Maryam will be giving a report on our recent NLM workshop, and we would appreciate if you could provide a perspective on the approach Openscapes has developed to shift research cultures towards greater collaboration and inclusion through open science.

A total of 35 minutes for presentation and discussion.

Send slides on Aug 5

jules32 commented 4 days ago

Title: How Openscapes supports teams in open science: stories of how we work

Abstract: Openscapes is an approach and community that helps researchers and those supporting research find each other and feel empowered to conduct data-intensive science. We support open science as “kinder science for future us”: the vision is a scientific culture that is more efficient, more kind, and more collaborative, and that can uncover solutions faster together to the most pressing climate and social challenges. Our main activity is mentorship to build open source technical and collaborative leadership skills within and across teams and organizations, connecting groups and role-modeling open practices that are critical elements to helping shift towards open science. We often hear the question: “what does Open Science look like”? I’ll share examples and stories from the growing Openscapes community including NASA, NOAA, EPA, and Black in Marine Science that supports open science as a daily practice, and welcome you to join the open science movement.
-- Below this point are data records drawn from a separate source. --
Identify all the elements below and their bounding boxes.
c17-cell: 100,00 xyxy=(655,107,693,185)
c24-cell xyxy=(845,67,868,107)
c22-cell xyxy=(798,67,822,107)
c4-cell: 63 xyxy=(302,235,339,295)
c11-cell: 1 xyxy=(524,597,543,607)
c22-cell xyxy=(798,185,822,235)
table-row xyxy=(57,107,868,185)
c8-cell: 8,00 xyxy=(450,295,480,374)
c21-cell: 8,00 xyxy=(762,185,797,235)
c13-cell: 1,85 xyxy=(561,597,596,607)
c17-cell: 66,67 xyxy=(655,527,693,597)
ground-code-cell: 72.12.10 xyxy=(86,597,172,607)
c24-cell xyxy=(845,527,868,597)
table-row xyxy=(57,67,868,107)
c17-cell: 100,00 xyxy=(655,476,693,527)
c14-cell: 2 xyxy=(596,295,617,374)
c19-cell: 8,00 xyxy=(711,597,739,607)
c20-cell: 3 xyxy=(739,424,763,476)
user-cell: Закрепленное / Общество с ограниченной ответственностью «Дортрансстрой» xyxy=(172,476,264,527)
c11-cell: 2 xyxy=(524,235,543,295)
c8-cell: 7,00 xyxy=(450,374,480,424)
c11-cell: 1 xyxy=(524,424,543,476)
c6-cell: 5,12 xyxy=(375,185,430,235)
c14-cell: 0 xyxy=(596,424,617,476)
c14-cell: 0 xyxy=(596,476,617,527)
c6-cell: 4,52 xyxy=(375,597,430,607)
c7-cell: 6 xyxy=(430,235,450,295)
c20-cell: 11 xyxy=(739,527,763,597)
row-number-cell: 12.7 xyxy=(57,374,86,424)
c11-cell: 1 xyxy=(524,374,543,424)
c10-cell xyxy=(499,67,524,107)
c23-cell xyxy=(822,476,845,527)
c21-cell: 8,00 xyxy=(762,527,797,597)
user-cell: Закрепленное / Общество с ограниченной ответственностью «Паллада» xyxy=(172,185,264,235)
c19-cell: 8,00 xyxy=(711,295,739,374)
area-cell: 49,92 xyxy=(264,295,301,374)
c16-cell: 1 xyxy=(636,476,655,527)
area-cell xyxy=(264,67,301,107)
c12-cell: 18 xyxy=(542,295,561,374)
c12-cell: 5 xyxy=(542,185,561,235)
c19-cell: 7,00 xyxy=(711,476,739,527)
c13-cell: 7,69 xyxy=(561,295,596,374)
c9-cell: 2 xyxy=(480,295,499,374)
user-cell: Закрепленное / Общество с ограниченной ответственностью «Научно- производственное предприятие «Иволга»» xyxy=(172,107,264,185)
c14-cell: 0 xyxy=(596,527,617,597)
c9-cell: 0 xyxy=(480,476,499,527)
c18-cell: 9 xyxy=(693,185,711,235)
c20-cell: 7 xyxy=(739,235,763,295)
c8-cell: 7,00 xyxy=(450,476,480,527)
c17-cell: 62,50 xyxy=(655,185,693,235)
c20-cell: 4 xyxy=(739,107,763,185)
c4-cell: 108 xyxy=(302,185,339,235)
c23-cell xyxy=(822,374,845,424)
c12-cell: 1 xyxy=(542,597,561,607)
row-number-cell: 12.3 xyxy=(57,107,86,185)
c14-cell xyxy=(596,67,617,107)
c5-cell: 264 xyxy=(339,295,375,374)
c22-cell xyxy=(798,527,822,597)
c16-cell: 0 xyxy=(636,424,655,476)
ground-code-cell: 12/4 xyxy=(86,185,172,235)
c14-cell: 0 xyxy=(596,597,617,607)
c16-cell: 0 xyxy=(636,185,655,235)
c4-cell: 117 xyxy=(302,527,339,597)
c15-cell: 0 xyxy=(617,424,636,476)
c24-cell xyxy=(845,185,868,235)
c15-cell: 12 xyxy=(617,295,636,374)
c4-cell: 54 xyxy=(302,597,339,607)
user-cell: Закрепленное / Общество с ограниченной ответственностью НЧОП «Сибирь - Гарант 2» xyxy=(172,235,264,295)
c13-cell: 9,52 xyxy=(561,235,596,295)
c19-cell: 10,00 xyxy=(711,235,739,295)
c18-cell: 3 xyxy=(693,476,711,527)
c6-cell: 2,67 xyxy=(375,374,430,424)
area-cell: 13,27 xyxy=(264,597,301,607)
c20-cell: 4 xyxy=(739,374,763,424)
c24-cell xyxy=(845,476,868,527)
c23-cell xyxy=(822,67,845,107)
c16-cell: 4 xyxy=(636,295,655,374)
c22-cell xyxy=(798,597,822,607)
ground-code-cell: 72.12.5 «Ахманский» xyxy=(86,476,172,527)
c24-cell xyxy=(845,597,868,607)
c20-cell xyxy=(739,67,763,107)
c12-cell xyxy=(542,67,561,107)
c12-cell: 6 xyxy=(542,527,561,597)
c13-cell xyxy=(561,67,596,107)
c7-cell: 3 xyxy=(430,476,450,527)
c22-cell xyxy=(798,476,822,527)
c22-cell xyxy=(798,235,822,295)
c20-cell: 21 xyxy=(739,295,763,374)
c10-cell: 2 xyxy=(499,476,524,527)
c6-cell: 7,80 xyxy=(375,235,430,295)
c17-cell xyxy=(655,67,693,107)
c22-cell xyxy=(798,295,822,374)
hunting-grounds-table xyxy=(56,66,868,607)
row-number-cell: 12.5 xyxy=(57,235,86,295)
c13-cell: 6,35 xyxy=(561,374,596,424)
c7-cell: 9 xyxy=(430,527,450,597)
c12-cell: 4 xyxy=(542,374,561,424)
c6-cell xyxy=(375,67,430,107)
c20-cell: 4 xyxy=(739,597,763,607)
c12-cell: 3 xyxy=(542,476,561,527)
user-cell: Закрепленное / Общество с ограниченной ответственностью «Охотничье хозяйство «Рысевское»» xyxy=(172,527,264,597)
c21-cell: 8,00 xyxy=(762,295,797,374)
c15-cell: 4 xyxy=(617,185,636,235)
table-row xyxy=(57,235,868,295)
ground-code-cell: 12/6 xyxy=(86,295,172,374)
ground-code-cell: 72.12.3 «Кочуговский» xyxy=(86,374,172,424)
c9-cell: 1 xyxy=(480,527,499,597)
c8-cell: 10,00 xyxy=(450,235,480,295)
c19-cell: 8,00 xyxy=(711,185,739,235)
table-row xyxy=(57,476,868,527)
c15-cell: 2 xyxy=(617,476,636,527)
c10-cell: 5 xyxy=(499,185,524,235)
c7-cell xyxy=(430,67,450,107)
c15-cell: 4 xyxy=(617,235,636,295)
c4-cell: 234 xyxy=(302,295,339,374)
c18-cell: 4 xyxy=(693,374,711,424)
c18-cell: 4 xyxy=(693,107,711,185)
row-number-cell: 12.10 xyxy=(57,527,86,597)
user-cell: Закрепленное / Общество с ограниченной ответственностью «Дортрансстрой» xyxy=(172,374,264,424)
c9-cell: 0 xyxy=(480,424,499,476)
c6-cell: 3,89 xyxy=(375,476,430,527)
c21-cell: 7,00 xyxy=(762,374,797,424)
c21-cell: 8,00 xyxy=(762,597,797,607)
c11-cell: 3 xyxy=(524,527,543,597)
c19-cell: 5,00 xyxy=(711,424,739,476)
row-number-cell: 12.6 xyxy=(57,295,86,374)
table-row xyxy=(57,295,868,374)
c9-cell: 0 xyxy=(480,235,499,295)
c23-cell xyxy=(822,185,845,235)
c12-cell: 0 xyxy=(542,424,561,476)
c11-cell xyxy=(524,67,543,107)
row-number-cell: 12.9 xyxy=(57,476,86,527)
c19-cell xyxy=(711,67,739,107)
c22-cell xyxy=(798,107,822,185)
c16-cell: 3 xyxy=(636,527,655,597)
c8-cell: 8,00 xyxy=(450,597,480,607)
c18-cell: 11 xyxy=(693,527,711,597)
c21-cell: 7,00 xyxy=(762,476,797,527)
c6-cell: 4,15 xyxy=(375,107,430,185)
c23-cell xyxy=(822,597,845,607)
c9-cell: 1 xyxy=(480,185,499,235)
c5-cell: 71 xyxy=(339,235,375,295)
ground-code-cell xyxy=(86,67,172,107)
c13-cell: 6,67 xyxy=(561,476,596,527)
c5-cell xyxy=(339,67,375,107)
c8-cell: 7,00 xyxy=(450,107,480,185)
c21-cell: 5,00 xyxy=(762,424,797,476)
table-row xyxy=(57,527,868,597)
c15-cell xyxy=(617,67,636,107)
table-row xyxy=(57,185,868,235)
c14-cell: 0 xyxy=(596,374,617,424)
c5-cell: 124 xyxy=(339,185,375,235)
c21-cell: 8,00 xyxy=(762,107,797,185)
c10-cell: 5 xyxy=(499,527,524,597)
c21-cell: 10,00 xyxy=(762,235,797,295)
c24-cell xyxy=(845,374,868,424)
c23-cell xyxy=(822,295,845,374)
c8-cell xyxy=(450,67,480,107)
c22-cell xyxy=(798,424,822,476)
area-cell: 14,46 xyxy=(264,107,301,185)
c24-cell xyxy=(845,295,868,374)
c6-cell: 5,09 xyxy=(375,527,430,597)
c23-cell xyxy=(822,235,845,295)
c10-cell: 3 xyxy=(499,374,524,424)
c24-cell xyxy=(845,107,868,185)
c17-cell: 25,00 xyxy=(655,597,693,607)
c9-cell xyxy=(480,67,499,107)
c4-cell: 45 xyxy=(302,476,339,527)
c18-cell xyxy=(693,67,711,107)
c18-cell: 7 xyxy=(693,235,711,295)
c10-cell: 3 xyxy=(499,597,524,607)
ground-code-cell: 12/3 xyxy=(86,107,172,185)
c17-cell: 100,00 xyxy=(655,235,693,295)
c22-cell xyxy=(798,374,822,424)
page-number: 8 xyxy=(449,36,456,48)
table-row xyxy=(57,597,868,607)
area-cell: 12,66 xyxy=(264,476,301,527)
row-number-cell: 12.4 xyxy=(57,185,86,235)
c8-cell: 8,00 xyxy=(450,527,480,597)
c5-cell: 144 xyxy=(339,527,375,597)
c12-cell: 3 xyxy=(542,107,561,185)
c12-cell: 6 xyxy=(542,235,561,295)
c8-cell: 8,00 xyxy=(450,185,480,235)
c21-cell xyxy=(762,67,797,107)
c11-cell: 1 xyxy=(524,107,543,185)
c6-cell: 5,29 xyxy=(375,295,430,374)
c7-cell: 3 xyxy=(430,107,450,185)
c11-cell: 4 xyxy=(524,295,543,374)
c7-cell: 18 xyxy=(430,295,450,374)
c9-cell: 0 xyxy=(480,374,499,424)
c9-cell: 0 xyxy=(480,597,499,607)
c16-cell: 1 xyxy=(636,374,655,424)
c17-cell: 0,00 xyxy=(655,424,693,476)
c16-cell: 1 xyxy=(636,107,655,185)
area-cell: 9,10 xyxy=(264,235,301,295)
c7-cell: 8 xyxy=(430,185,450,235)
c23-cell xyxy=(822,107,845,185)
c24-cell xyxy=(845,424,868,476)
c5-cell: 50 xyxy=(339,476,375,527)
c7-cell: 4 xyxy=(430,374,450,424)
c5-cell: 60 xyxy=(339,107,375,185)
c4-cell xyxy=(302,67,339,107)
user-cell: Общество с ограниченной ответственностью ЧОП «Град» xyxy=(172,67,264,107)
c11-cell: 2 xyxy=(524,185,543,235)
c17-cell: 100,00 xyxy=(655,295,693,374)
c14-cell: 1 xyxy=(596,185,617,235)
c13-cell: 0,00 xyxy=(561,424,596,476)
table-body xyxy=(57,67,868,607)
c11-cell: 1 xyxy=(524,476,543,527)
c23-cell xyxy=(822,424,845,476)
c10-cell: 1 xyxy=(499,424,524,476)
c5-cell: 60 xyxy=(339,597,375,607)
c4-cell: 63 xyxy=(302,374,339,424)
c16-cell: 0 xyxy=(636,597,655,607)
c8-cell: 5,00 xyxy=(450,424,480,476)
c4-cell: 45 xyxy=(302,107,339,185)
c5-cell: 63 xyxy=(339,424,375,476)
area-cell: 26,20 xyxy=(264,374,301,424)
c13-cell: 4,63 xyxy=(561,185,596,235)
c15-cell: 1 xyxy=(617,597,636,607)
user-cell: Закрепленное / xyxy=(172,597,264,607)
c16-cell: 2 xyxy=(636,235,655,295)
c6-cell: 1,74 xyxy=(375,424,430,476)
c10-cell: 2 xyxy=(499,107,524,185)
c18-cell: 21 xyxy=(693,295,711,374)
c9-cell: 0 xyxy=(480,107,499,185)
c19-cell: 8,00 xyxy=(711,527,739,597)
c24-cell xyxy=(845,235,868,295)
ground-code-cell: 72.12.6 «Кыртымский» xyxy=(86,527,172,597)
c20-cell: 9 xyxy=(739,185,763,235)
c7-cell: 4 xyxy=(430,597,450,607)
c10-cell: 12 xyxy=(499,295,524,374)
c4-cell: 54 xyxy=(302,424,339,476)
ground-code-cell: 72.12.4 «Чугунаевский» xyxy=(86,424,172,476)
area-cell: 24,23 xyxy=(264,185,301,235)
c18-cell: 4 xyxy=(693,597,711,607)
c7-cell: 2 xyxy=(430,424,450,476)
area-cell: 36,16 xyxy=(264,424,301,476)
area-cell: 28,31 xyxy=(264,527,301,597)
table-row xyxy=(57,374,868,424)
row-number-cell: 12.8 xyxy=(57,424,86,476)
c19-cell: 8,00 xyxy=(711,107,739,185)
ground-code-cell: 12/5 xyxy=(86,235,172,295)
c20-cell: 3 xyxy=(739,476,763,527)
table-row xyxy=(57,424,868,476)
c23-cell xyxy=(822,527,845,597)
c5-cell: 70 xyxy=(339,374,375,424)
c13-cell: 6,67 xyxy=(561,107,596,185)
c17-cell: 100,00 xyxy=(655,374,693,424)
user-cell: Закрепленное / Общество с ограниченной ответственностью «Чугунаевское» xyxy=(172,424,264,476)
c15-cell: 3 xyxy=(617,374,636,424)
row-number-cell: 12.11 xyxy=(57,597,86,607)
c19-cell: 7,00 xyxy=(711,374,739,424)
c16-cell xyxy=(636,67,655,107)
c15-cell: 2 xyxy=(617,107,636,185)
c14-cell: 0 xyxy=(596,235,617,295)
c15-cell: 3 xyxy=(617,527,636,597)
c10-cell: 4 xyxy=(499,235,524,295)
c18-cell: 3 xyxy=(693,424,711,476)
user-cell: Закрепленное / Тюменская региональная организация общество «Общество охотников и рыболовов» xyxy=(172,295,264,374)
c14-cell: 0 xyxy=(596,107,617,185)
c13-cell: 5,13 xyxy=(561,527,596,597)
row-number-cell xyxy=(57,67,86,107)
Bio Julia Stewart Lowndes, PhD Openscapes core team member and founding director

I am a marine ecologist working at the intersection of actionable science, data science, and open science. My main focus is mentoring teams to develop technical and leadership mindsets and skills for data-intensive research, grounded in climate solutions, inclusion, and kindness. I earned my PhD from Stanford University in 2012 studying drivers and impacts of Humboldt squid in a changing climate. In 2018 I founded Openscapes as an open source community following my own research team’s path to better science in less time, as a Mozilla Fellow and Senior Fellow at the National Center for Ecological Analysis and Synthesis (NCEAS) at the University of California Santa Barbara. In 2022 I started Openscapes LLC, a small woman-owned business to support the growing Openscapes open source community.